Adidown
After years in the black, sportswear giant Adidas has gone red. The German company posted its first annual loss in over 3 decades as the full effects of its breakup with Kanye West and his valuable Yeezy brand continue to hamper the apparel behemoth.
The company revealed a €14m net loss for 2023 — a far cry from the €638 million net income it notched in 2022, and even further from the €2.2 billion (~$2.4 billion) that it achieved the year before. Weak revenue in the US, its second biggest market, is driving the decline, with sales slipping 16% in 2023 — a trend that the 74-year-old company expects to continue this year as it battles with a glut of inventory.

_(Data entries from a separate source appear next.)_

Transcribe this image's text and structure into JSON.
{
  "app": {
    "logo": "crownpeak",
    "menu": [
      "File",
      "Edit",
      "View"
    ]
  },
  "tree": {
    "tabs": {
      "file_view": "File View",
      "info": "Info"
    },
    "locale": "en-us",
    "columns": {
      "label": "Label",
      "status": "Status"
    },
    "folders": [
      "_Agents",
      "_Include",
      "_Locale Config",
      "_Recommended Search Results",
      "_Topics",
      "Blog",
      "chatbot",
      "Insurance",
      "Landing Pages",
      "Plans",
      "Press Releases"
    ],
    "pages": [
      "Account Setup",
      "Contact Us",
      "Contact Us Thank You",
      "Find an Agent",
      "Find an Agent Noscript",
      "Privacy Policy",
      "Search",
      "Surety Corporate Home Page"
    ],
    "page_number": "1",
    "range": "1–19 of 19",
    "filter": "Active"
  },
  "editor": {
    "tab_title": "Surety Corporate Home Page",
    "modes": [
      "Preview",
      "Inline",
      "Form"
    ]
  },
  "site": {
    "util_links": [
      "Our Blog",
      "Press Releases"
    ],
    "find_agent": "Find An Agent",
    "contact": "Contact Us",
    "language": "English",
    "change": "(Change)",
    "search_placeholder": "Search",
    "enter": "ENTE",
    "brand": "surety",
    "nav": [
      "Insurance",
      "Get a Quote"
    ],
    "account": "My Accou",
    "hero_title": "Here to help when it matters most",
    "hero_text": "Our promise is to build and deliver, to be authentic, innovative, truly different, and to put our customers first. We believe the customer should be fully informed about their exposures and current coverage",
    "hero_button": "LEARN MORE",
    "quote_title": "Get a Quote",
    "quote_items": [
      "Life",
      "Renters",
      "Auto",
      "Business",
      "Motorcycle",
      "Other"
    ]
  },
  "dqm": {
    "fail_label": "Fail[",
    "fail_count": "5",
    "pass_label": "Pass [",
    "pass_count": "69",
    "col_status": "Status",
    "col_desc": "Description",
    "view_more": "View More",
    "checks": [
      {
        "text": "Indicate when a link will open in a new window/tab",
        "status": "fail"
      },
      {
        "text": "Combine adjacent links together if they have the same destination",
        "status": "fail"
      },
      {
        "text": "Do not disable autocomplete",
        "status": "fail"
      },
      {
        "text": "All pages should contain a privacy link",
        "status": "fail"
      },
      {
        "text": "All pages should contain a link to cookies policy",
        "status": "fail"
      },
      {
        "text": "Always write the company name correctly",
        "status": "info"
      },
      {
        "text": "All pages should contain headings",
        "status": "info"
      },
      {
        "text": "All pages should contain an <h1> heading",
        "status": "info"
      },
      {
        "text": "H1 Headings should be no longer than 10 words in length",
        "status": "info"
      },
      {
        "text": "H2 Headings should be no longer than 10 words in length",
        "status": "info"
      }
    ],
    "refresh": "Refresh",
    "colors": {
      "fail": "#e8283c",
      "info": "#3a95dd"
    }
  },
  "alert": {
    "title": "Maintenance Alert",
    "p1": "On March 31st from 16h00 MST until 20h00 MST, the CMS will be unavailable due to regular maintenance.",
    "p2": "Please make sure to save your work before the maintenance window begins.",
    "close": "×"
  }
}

My beautiful dark twisted fantasy
When it cut ties with Kanye West in October 2022, Adidas still had some $1.3 billion worth of Yeezy shoes in its warehouses that it has slowly shifted over the last 15 months, donating some of the profits to fight hate speech, and the company now finds itself in a transitional period.
Soccer-player-turned-CEO Bjørn Gulden, who spent nearly 10 years at the helm of rival Puma, set out a pretty understated roadmap slogan, saying that Adidas should be a “good company” by 2025 and a “really healthy company” by 2026. Nonetheless, shares in Adidas are up 55% since Gulden took the reigns and implemented his turnaround plan.